Sumber: South China Morning Post | Editor: Tendi Mahadi
KONTAN.CO.ID - HONG KONG. China telah berjanji untuk melakukan serangan balik setelah Presiden Amerika Serikat Donald Trump meningkatkan tarif barang-barang asal Tiongkok senilai US$ 200 miliar. Langkah ini semakin meningkatkan ketidakpastian tentang ketegangan perdagangan antara kedua negara.
Tak pelak, kondisi ini memantik kekhawatiran di kalangan investor dan analis atas skenario terburuk yang akan makin membebani pertumbuhan ekonomi global.
Diberitakan South China Morning Post, sejumlah analis menilai jika China tidak mau mengikuti persyaratan Trump, Beijing tidak hanya bisa membalas dengan mengenakan tarif terhadap produk dari AS. Tetapi juga memiliki berbagai kekuatan finansial untuk menghukum Trump.
Sebagai permulaan, China bisa membalas dengan melepas kepemilikan yang besar dari surat utang pemerintah AS. Tiongkok bisa membanjiri pasar dengan surat utang sehingga akan menekan harga obligasi AS dan menyebabkan imbal hasilnya merangkak naik.
Hal itu akan membuat perusahaan dan konsumen AS menanggung biaya yang lebih mahal untuk mendapatkan pinjaman. Lalu pada gilirannya akan menekan pertumbuhan ekonomi Amerika Serikat.
Namun Cliff Tan, kepala peneliti pasar global Asia Timur di MUFG Bank mengatakan China tidak mungkin akan mengurangi kepemilikannya atas surat utang AS secara tajam. Pasalnya hal itu akan merugikan kepentingannya sendiri dan memicu volatilitas pasar secara ekstrim.
"Melepas surat utang akan menjadi senjata yang tidak efektif bagi China. Jika China keluar sepenuhnya dari aset dengan mata uang dolar AS, itu akan sangat berisiko bagi mereka karena volatilitas pasar yang ekstrem," papar Tan.
Sementara itu China juga membutuhkan aset dalam bentuk dolar AS sebagai penyangga untuk menyelamatkan sistem perbankan domestik atau mendukung yuan melalui intervensi valuta asing.
Meskipun telah memangkas kepemilikannya dalam obligasi AS dalam beberapa tahun terakhir, namun kepemilikan China masih mengambil tempat teratas di antara kreditor asing yakni sebesar US$ 1,12 triliun, diikuti oleh Jepang dengan US$ 1,04 triliun.

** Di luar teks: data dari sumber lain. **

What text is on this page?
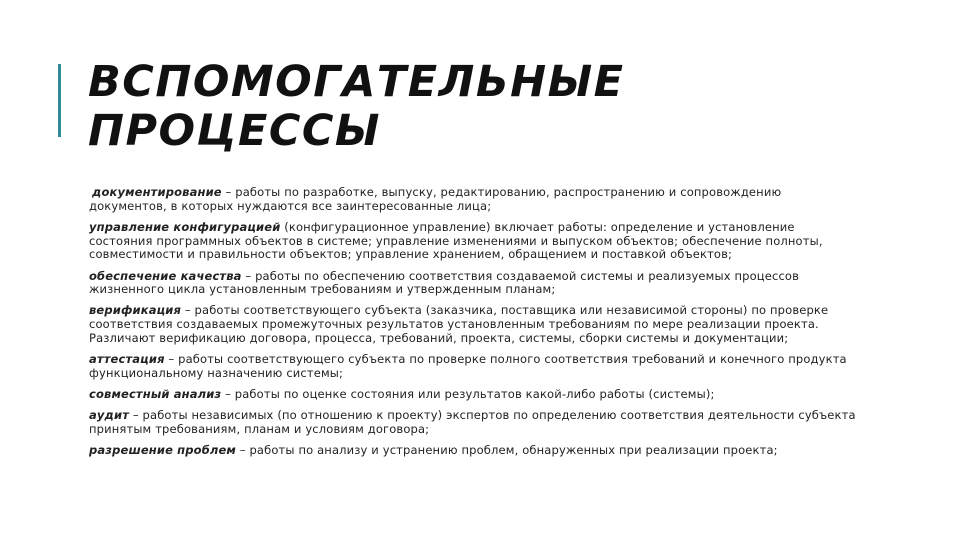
ВСПОМОГАТЕЛЬНЫЕ
ПРОЦЕССЫ
документирование – работы по разработке, выпуску, редактированию, распространению и сопровождению документов, в которых нуждаются все заинтересованные лица;
управление конфигурацией (конфигурационное управление) включает работы: определение и установление состояния программных объектов в системе; управление изменениями и выпуском объектов; обеспечение полноты, совместимости и правильности объектов; управление хранением, обращением и поставкой объектов;
обеспечение качества – работы по обеспечению соответствия создаваемой системы и реализуемых процессов жизненного цикла установленным требованиям и утвержденным планам;
верификация – работы соответствующего субъекта (заказчика, поставщика или независимой стороны) по проверке соответствия создаваемых промежуточных результатов установленным требованиям по мере реализации проекта. Различают верификацию договора, процесса, требований, проекта, системы, сборки системы и документации;
аттестация – работы соответствующего субъекта по проверке полного соответствия требований и конечного продукта функциональному назначению системы;
совместный анализ – работы по оценке состояния или результатов какой-либо работы (системы);
аудит – работы независимых (по отношению к проекту) экспертов по определению соответствия деятельности субъекта принятым требованиям, планам и условиям договора;
разрешение проблем – работы по анализу и устранению проблем, обнаруженных при реализации проекта;
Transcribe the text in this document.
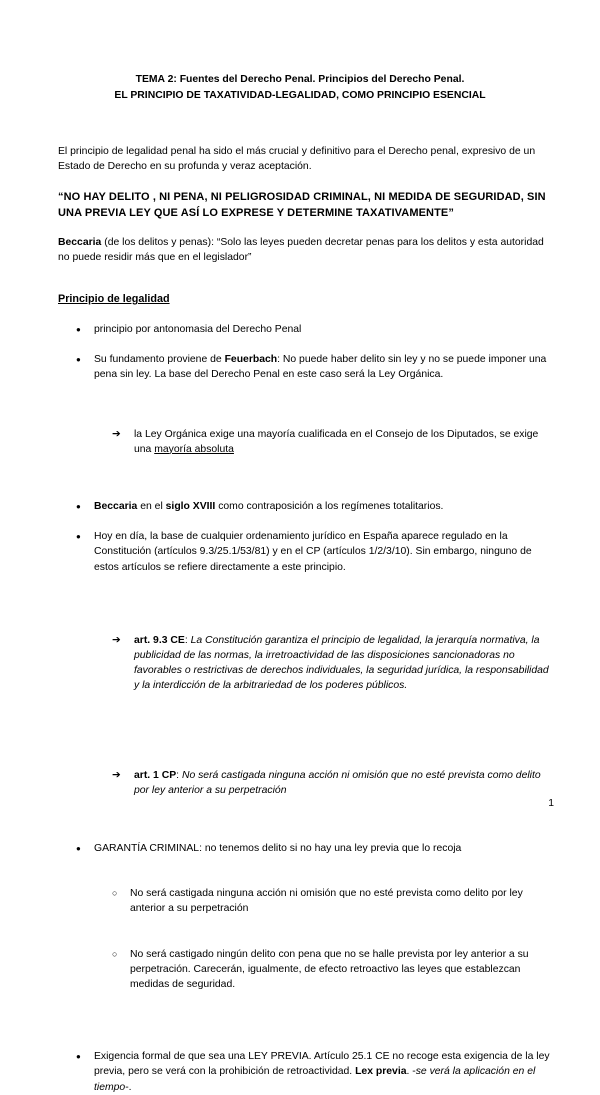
TEMA 2: Fuentes del Derecho Penal. Principios del Derecho Penal.
EL PRINCIPIO DE TAXATIVIDAD-LEGALIDAD, COMO PRINCIPIO ESENCIAL
El principio de legalidad penal ha sido el más crucial y definitivo para el Derecho penal, expresivo de un Estado de Derecho en su profunda y veraz aceptación.
“NO HAY DELITO , NI PENA, NI PELIGROSIDAD CRIMINAL, NI MEDIDA DE SEGURIDAD, SIN UNA PREVIA LEY QUE ASÍ LO EXPRESE Y DETERMINE TAXATIVAMENTE”
Beccaria (de los delitos y penas): “Solo las leyes pueden decretar penas para los delitos y esta autoridad no puede residir más que en el legislador”
Principio de legalidad
● principio por antonomasia del Derecho Penal
● Su fundamento proviene de Feuerbach: No puede haber delito sin ley y no se puede imponer una pena sin ley. La base del Derecho Penal en este caso será la Ley Orgánica.
➔ la Ley Orgánica exige una mayoría cualificada en el Consejo de los Diputados, se exige una mayoría absoluta
● Beccaria en el siglo XVIII como contraposición a los regímenes totalitarios.
● Hoy en día, la base de cualquier ordenamiento jurídico en España aparece regulado en la Constitución (artículos 9.3/25.1/53/81) y en el CP (artículos 1/2/3/10). Sin embargo, ninguno de estos artículos se refiere directamente a este principio.
➔ art. 9.3 CE: La Constitución garantiza el principio de legalidad, la jerarquía normativa, la publicidad de las normas, la irretroactividad de las disposiciones sancionadoras no favorables o restrictivas de derechos individuales, la seguridad jurídica, la responsabilidad y la interdicción de la arbitrariedad de los poderes públicos.
➔ art. 1 CP: No será castigada ninguna acción ni omisión que no esté prevista como delito por ley anterior a su perpetración
● GARANTÍA CRIMINAL: no tenemos delito si no hay una ley previa que lo recoja
○ No será castigada ninguna acción ni omisión que no esté prevista como delito por ley anterior a su perpetración
○ No será castigado ningún delito con pena que no se halle prevista por ley anterior a su perpetración. Carecerán, igualmente, de efecto retroactivo las leyes que establezcan medidas de seguridad.
● Exigencia formal de que sea una LEY PREVIA. Artículo 25.1 CE no recoge esta exigencia de la ley previa, pero se verá con la prohibición de retroactividad. Lex previa. -se verá la aplicación en el tiempo-.
1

Namun, jumlah surat utang yang dipegang China hanya sekitar 5% dari total utang AS yang sebesar US$ 22 triliun. Dari total angka itu, lebih dari US$ 5 triliun sebenarnya dipegang oleh pemerintah federal dalam dana perwalian yang didedikasikan untuk jaminan sosial.
Sebagian besar sisa utang dimiliki oleh investor individu, korporasi dan entitas publik lainnya, termasuk pemerintah China.

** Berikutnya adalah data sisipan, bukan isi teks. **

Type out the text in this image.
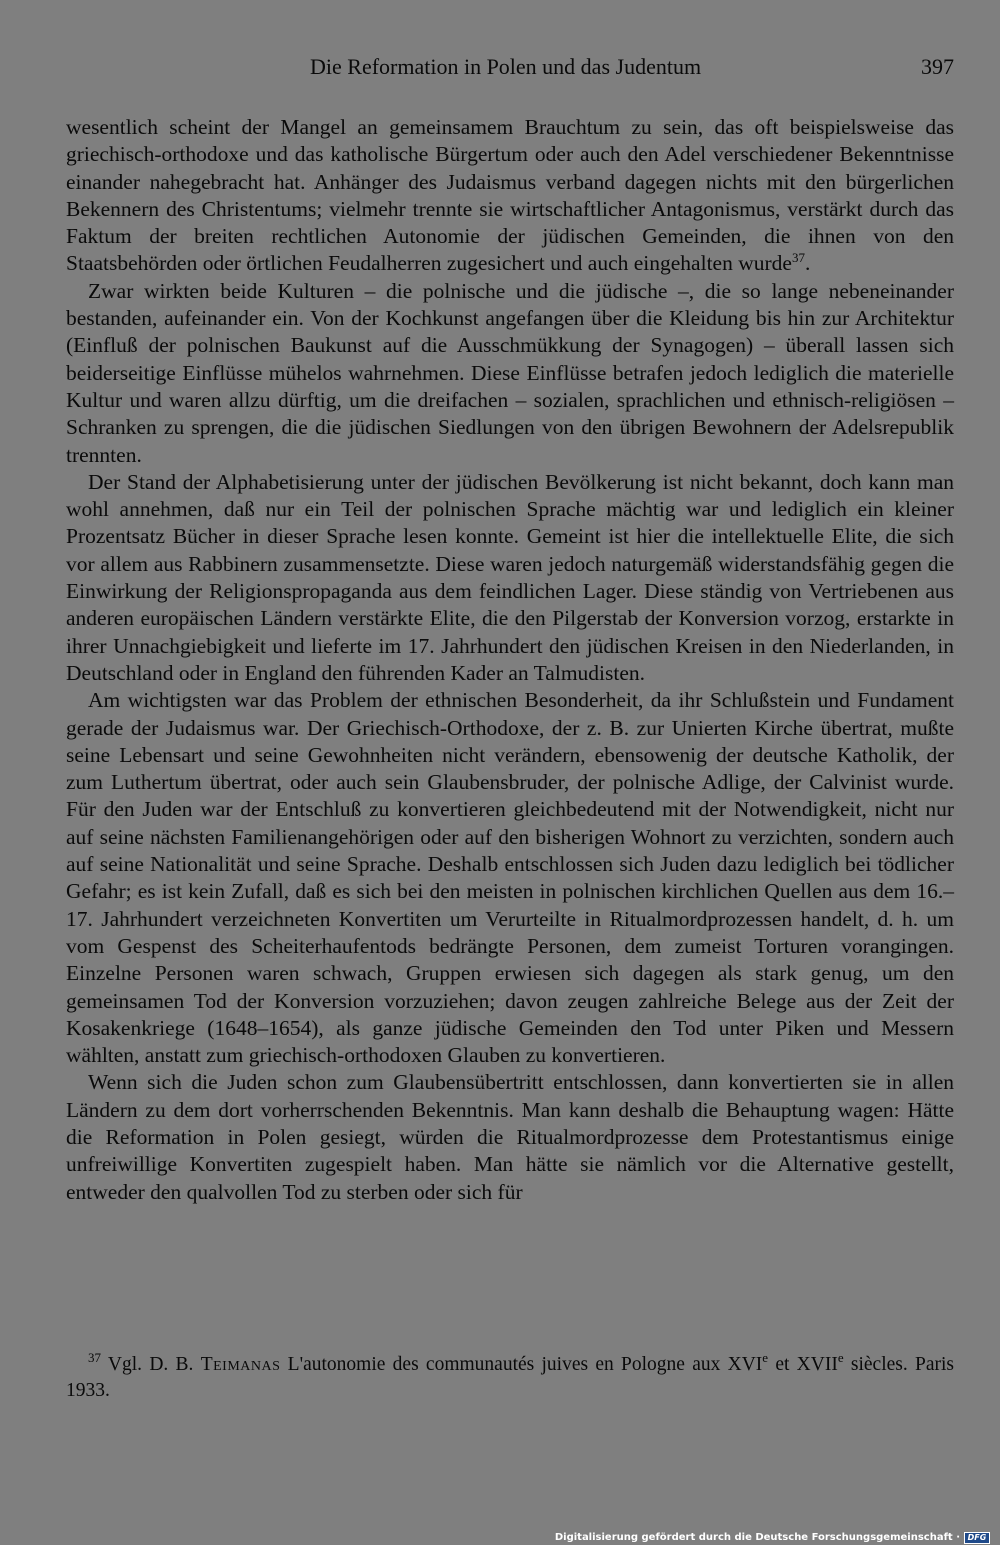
Die Reformation in Polen und das Judentum	397

wesentlich scheint der Mangel an gemeinsamem Brauchtum zu sein, das oft beispielsweise das griechisch-orthodoxe und das katholische Bürgertum oder auch den Adel verschiedener Bekenntnisse einander nahegebracht hat. Anhänger des Judaismus verband dagegen nichts mit den bürgerlichen Bekennern des Christentums; vielmehr trennte sie wirtschaftlicher Antagonismus, verstärkt durch das Faktum der breiten rechtlichen Autonomie der jüdischen Gemeinden, die ihnen von den Staatsbehörden oder örtlichen Feudalherren zugesichert und auch eingehalten wurde$^{37}$.

Zwar wirkten beide Kulturen – die polnische und die jüdische –, die so lange nebeneinander bestanden, aufeinander ein. Von der Kochkunst angefangen über die Kleidung bis hin zur Architektur (Einfluß der polnischen Baukunst auf die Ausschmükkung der Synagogen) – überall lassen sich beiderseitige Einflüsse mühelos wahrnehmen. Diese Einflüsse betrafen jedoch lediglich die materielle Kultur und waren allzu dürftig, um die dreifachen – sozialen, sprachlichen und ethnisch-religiösen – Schranken zu sprengen, die die jüdischen Siedlungen von den übrigen Bewohnern der Adelsrepublik trennten.

Der Stand der Alphabetisierung unter der jüdischen Bevölkerung ist nicht bekannt, doch kann man wohl annehmen, daß nur ein Teil der polnischen Sprache mächtig war und lediglich ein kleiner Prozentsatz Bücher in dieser Sprache lesen konnte. Gemeint ist hier die intellektuelle Elite, die sich vor allem aus Rabbinern zusammensetzte. Diese waren jedoch naturgemäß widerstandsfähig gegen die Einwirkung der Religionspropaganda aus dem feindlichen Lager. Diese ständig von Vertriebenen aus anderen europäischen Ländern verstärkte Elite, die den Pilgerstab der Konversion vorzog, erstarkte in ihrer Unnachgiebigkeit und lieferte im 17. Jahrhundert den jüdischen Kreisen in den Niederlanden, in Deutschland oder in England den führenden Kader an Talmudisten.

Am wichtigsten war das Problem der ethnischen Besonderheit, da ihr Schlußstein und Fundament gerade der Judaismus war. Der Griechisch-Orthodoxe, der z. B. zur Unierten Kirche übertrat, mußte seine Lebensart und seine Gewohnheiten nicht verändern, ebensowenig der deutsche Katholik, der zum Luthertum übertrat, oder auch sein Glaubensbruder, der polnische Adlige, der Calvinist wurde. Für den Juden war der Entschluß zu konvertieren gleichbedeutend mit der Notwendigkeit, nicht nur auf seine nächsten Familienangehörigen oder auf den bisherigen Wohnort zu verzichten, sondern auch auf seine Nationalität und seine Sprache. Deshalb entschlossen sich Juden dazu lediglich bei tödlicher Gefahr; es ist kein Zufall, daß es sich bei den meisten in polnischen kirchlichen Quellen aus dem 16.–17. Jahrhundert verzeichneten Konvertiten um Verurteilte in Ritualmordprozessen handelt, d. h. um vom Gespenst des Scheiterhaufentods bedrängte Personen, dem zumeist Torturen vorangingen. Einzelne Personen waren schwach, Gruppen erwiesen sich dagegen als stark genug, um den gemeinsamen Tod der Konversion vorzuziehen; davon zeugen zahlreiche Belege aus der Zeit der Kosakenkriege (1648–1654), als ganze jüdische Gemeinden den Tod unter Piken und Messern wählten, anstatt zum griechisch-orthodoxen Glauben zu konvertieren.

Wenn sich die Juden schon zum Glaubensübertritt entschlossen, dann konvertierten sie in allen Ländern zu dem dort vorherrschenden Bekenntnis. Man kann deshalb die Behauptung wagen: Hätte die Reformation in Polen gesiegt, würden die Ritualmordprozesse dem Protestantismus einige unfreiwillige Konvertiten zugespielt haben. Man hätte sie nämlich vor die Alternative gestellt, entweder den qualvollen Tod zu sterben oder sich für

$^{37}$ Vgl. D. B. Teimanas L'autonomie des communautés juives en Pologne aux XVIe et XVIIe siècles. Paris 1933.

Digitalisierung gefördert durch die Deutsche Forschungsgemeinschaft · DFG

Meskipun US$ 1,12 triliun bukanlah angka yang kecil, namun hanya menyumbang sekitar 5% dari utang nasional AS dan masih harus dilihat apakah pengurasan kepemilikan China akan mengarah pada hasil yang efektif.
“Membuang harta tidak mungkin menjadi langkah efektif untuk negosiasi perang dagang. Tiongkok tidak mungkin menemukan opsi investasi alternatif mengingat negara itu memiliki begitu banyak kas,” kata Betty Rui Wang, ekonom senior China di ANZ Bank.
Di sisi lain, akibat aksi Trump, pasar saham China dan yuan ikut tertekan pada minggu ini. Benchmark Shanghai Composite Index menyentuh level terendah dalam 10 minggu, sementara yuan menuju penurunan mingguan terbesar sejak pertengahan 2018.
Beberapa menit setelah AS menaikkan tarif dari 10% menjadi 25% pada hari Jumat, Kementerian Perdagangan AS menegaskan kembali sikap kerasnya dalam perang dagang dengan mengatakan bahwa mereka tidak akan punya pilihan selain mengambil tindakan pencegahan yang diperlukan.